Why do I say this? When Rilwan Lukman took over from me as a Minister, Chris Anyanwu phoned me that they wanted to remove her from the Energy desk because they thought it was the desk that made her close to me. I went to Babangida and told him that this lady was the best energy reporter in Nigeria and I heard they wanted to change her.

Babangida said I should tell her that nobody can change her. So I told Chris, ‘I was just leaving the President now and he has assured me that nobody can change you from the Energy desk because you are good on that desk for Nigeria.’

Chris Anyanwu replied, ‘Sir, why did you bother yourself on this issue?’ She said anywhere they send her, she would go with her talent. Could you believe that the following day Chris Anyanwu was changed? But if it was Buhari that had told me that, she would never have been removed from that desk.
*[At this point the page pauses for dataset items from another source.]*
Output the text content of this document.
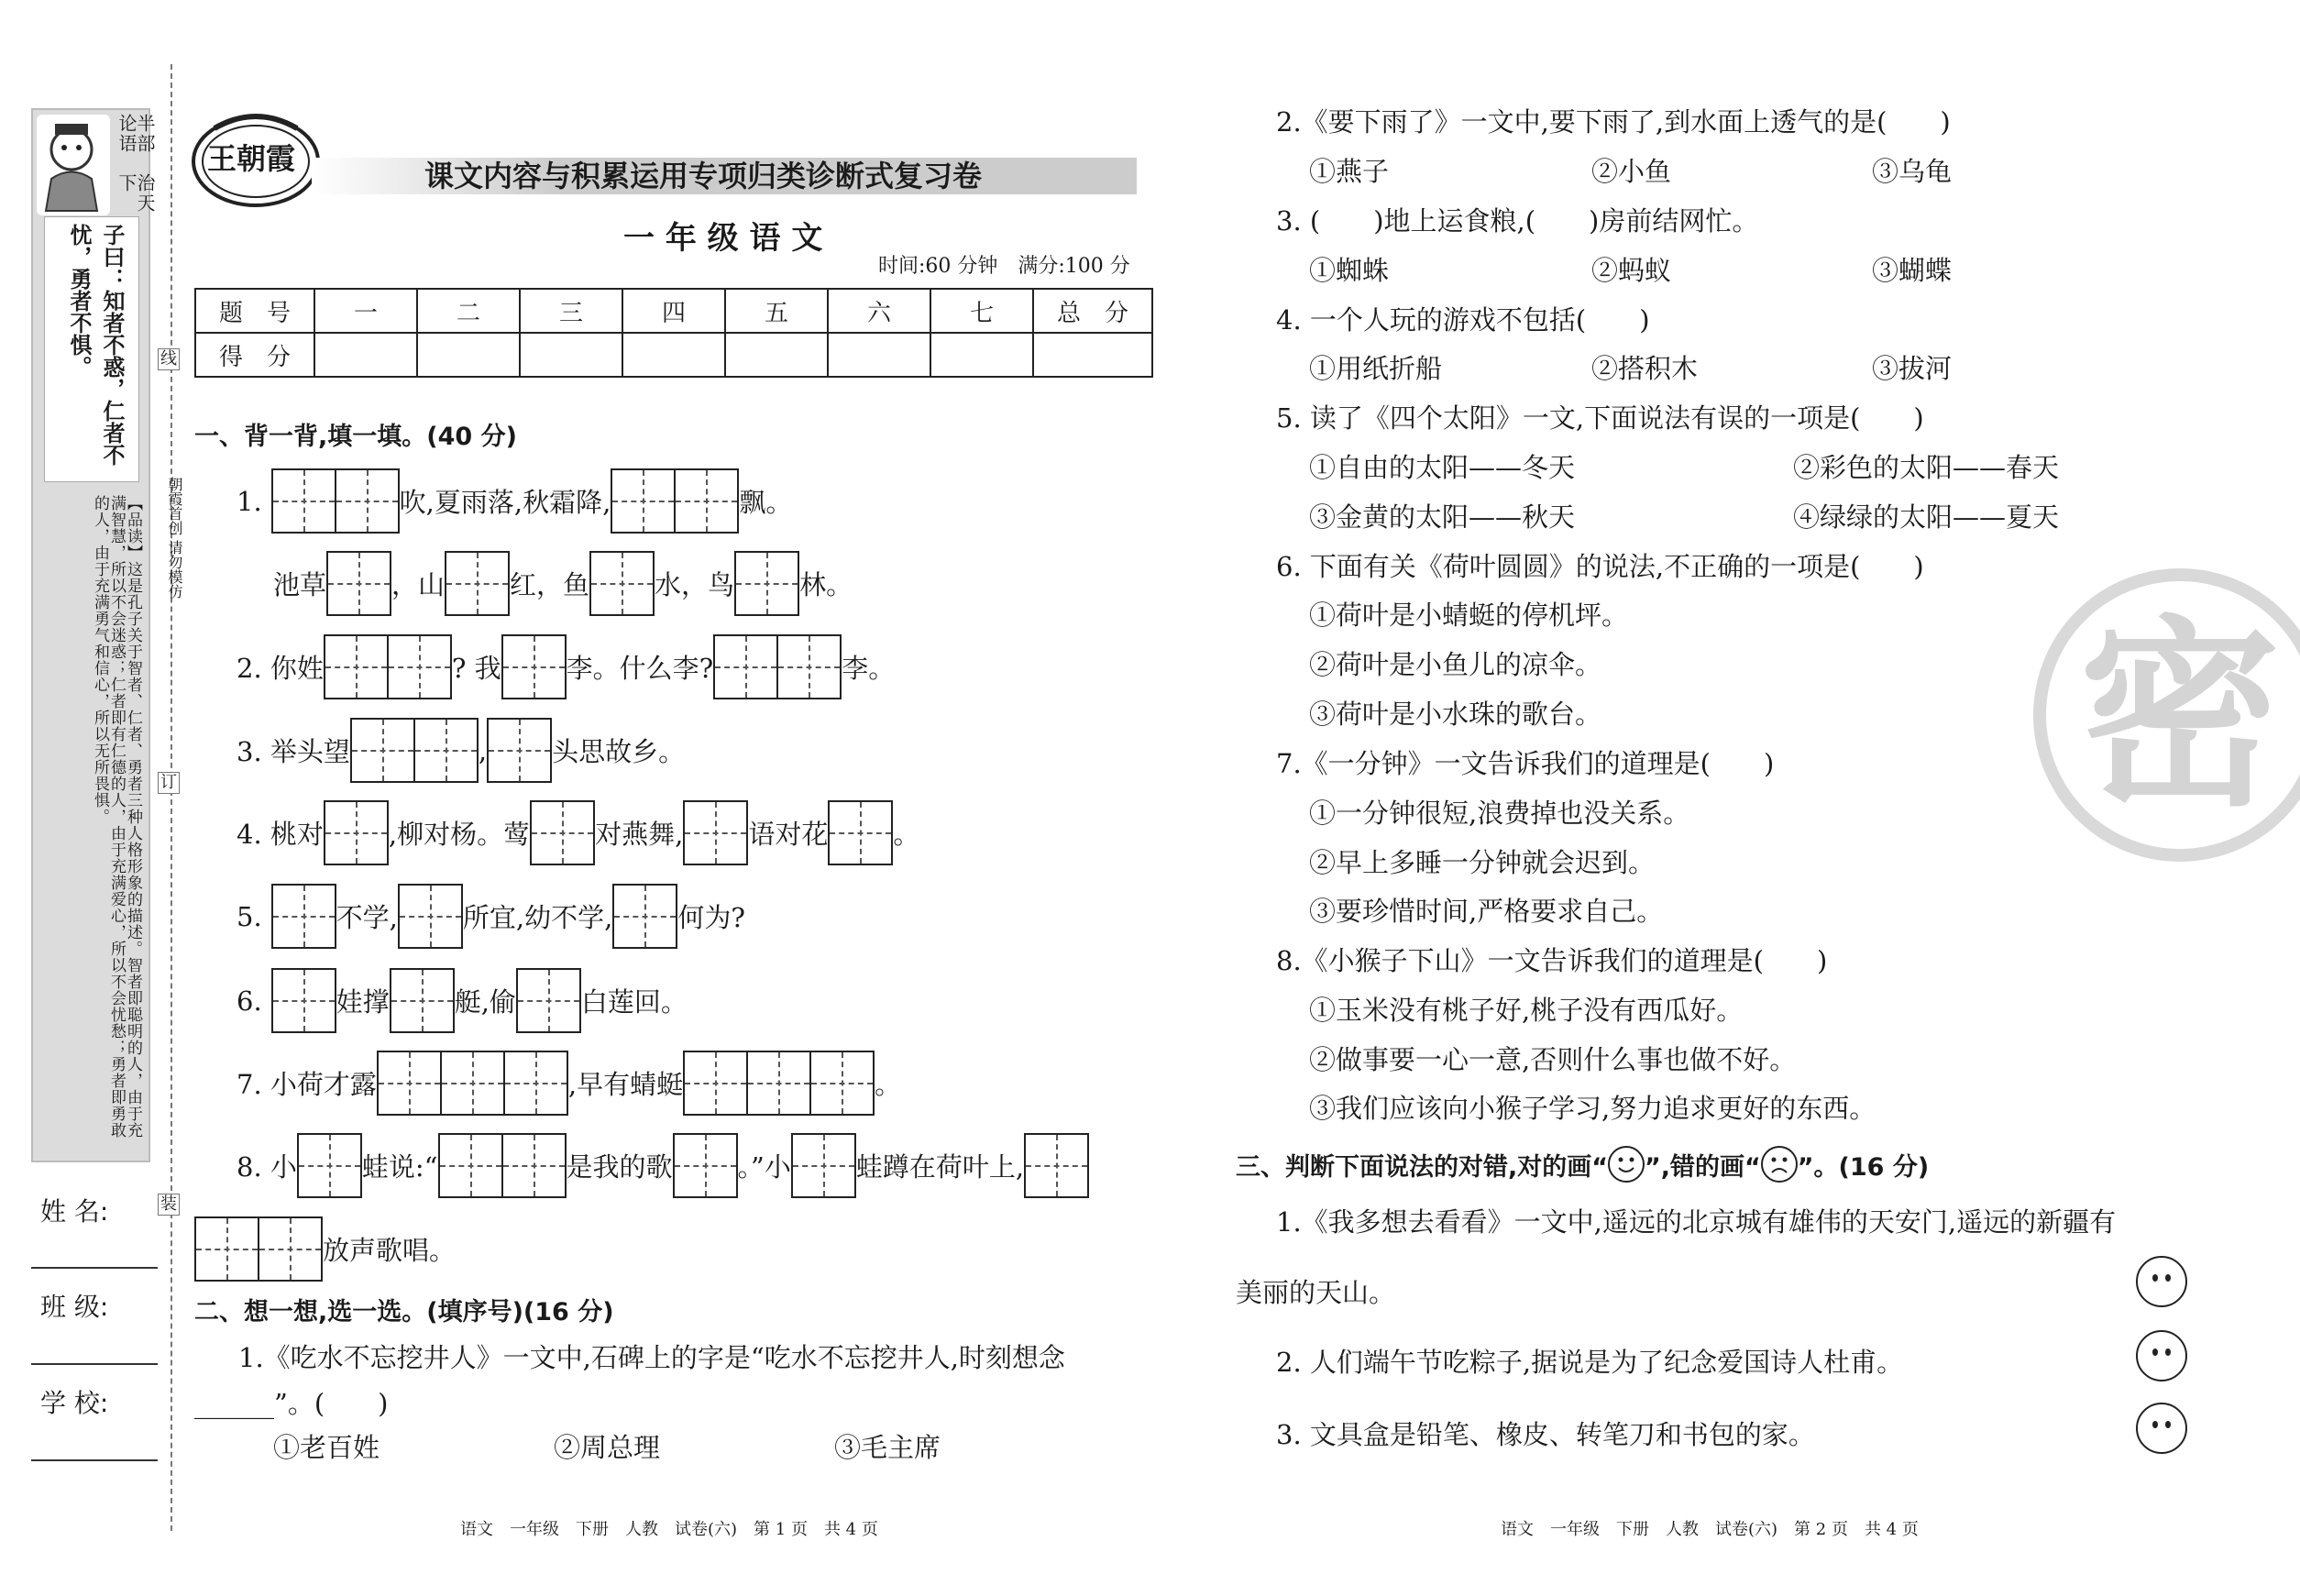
半部论语治天下
子曰：知者不惑，仁者不忧，勇者不惧。
【品读】这是孔子关于智者、仁者、勇者三种人格形象的描述。智者即聪明的人，由于充满智慧，所以不会迷惑；仁者即有仁德的人，由于充满爱心，所以不会忧愁；勇者即勇敢的人，由于充满勇气和信心，所以无所畏惧。
姓 名:
班 级:
学 校:
线
订
装
朝霞首创 请勿模仿
王朝霞	课文内容与积累运用专项归类诊断式复习卷
一 年 级 语 文
时间:60 分钟　满分:100 分
题　号	一	二	三	四	五	六	七	总　分
得　分								
一、背一背,填一填。(40 分)
1.	吹,夏雨落,秋霜降,	飘。
池草 ，山 红，鱼 水，鸟 林。
2. 你姓	? 我 李。什么李?	李。
3. 举头望	, 头思故乡。
4. 桃对 ,柳对杨。莺 对燕舞, 语对花 。
5.	不学, 所宜,幼不学, 何为?
6.	娃撑 艇,偷 白莲回。
7. 小荷才露	,早有蜻蜓	。
8. 小 蛙说:“	是我的歌 。”小 蛙蹲在荷叶上,
放声歌唱。
二、想一想,选一选。(填序号)(16 分)
1.《吃水不忘挖井人》一文中,石碑上的字是“吃水不忘挖井人,时刻想念
______”。(　　)
①老百姓	②周总理	③毛主席
2.《要下雨了》一文中,要下雨了,到水面上透气的是(　　)
①燕子	②小鱼	③乌龟
3. (　　)地上运食粮,(　　)房前结网忙。
①蜘蛛	②蚂蚁	③蝴蝶
4. 一个人玩的游戏不包括(　　)
①用纸折船	②搭积木	③拔河
5. 读了《四个太阳》一文,下面说法有误的一项是(　　)
①自由的太阳——冬天	②彩色的太阳——春天
③金黄的太阳——秋天	④绿绿的太阳——夏天
6. 下面有关《荷叶圆圆》的说法,不正确的一项是(　　)
①荷叶是小蜻蜓的停机坪。
②荷叶是小鱼儿的凉伞。
③荷叶是小水珠的歌台。
7.《一分钟》一文告诉我们的道理是(　　)
①一分钟很短,浪费掉也没关系。
②早上多睡一分钟就会迟到。
③要珍惜时间,严格要求自己。
8.《小猴子下山》一文告诉我们的道理是(　　)
①玉米没有桃子好,桃子没有西瓜好。
②做事要一心一意,否则什么事也做不好。
③我们应该向小猴子学习,努力追求更好的东西。
三、判断下面说法的对错,对的画“ ”,错的画“ ”。(16 分)
1.《我多想去看看》一文中,遥远的北京城有雄伟的天安门,遥远的新疆有
美丽的天山。
2. 人们端午节吃粽子,据说是为了纪念爱国诗人杜甫。
3. 文具盒是铅笔、橡皮、转笔刀和书包的家。
密
语文　一年级　下册　人教　试卷(六)　第 1 页　共 4 页	语文　一年级　下册　人教　试卷(六)　第 2 页　共 4 页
I repeat, whatever I say here, I will take full responsibility for and can prove it.

Another area you cannot compare them is that the Nigerian National Petroleum Corporation and other government agencies were more disciplined under Buhari than Babangida. So they are not comparable.
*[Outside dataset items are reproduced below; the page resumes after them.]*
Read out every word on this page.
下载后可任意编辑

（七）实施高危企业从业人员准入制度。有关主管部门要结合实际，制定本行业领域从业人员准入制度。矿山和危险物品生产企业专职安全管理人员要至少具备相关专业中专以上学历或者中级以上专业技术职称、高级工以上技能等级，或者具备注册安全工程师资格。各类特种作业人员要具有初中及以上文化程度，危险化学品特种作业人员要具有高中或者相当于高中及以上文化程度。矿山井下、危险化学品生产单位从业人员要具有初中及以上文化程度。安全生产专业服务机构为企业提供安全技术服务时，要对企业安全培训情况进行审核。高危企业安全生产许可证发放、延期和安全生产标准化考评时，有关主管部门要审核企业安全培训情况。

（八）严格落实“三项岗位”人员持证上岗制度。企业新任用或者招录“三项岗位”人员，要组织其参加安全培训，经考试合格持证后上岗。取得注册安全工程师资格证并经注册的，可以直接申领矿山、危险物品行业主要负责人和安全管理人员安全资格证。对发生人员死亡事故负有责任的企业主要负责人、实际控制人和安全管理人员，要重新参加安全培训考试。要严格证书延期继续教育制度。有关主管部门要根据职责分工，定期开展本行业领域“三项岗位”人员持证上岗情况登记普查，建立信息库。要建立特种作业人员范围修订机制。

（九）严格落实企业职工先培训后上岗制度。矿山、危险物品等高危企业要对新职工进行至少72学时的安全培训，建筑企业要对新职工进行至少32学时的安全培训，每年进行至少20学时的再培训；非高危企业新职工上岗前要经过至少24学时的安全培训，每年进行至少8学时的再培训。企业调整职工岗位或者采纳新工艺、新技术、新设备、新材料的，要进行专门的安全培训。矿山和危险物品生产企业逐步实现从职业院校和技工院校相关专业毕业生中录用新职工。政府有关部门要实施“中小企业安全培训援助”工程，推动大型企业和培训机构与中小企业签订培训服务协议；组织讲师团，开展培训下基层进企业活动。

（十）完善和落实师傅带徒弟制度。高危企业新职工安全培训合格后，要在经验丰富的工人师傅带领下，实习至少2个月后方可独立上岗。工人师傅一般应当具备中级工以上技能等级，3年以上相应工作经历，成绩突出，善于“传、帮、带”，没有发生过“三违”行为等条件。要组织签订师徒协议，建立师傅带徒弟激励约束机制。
You insisted that you can vouch for Buhari but today, we hear cases of misappropriation of funds even under his watch?

I had told him before now that some people in his cabinet are not his type. They don’t have the same principles he has. And I said I don’t know if they are working for him or for themselves. He cannot have total control over some of them. I think the first mistake our people are making is rubbing Buhari with the same mud as those working with him. If somebody who is working with him has a questionable character, Buhari shouldn’t be blamed or judged with that.

What memorable experiences as minister can you recall?

There are many, but let me share this with you. One day, I got a security scoop in the oil industry on how somebody was cheating Nigeria in collaboration with a white woman. I told Buhari that this lady had gone out of this country with our millions before and she was back in the country to take our oil money away again. I also told him the person sleeping with her.

One week later, I didn’t hear anything from the Head of State. I went back to him and reminded him. He then ordered his aide de camp, Colonel Mustapha Jokolo, who later became an Emir, to track her down. Buhari then asked me how I got the scoop. I told him that though he had his National Security Organisation, I also had my own TSO. When he asked me of the meaning of TSO, I said Tam Security Organisation.

So to me, Buhari has zero tolerance for corruption. In one of the books I wrote about Buhari, which I titled, ‘Who really is General Buhari?’,  I said if my father was contesting against Buhari, I would tell him that I would work against him and vote for Buhari.

How do you feel anytime you remember how Babangida controversially removed you as Minister, ostensibly for dining with a white man?

Not even dining with an Oyinbo and taking tea. He did to me the most stupid thing.

And what about the gold wrist watch issue?

Absolutely stupid. Babangida could be so petty in his wickedness. I leave Babangida to his conscience and God. I told Babangida that it was not only that he told lies against me but he acted stupid and wicked. But do you know that it was a blessing in disguise? The Bible says everything work for good for those that love God. If people do something negative to you, leave it for God and he will show you that there is something good about it. I am happy that Babangida did what he did to me.

Why did I say so? If Petroleum ministers were to be influenced to take bribe, would it be a bribe of wrist watch and cup of tea? So stupid! A month before I became Minister under Babangida, somebody came with $5 million to bribe me because he wanted just my signature. He said there was a document that was supposed to be signed before Alhaji Shehu Shagari was overthrown as President and that it was only the Minister who can sign it.

I told him I would never sign the document even if he brought $100m. I made it clear to him that even if he brought the whole money in the central bank, I wouldn’t sign because my name was worth more than millions.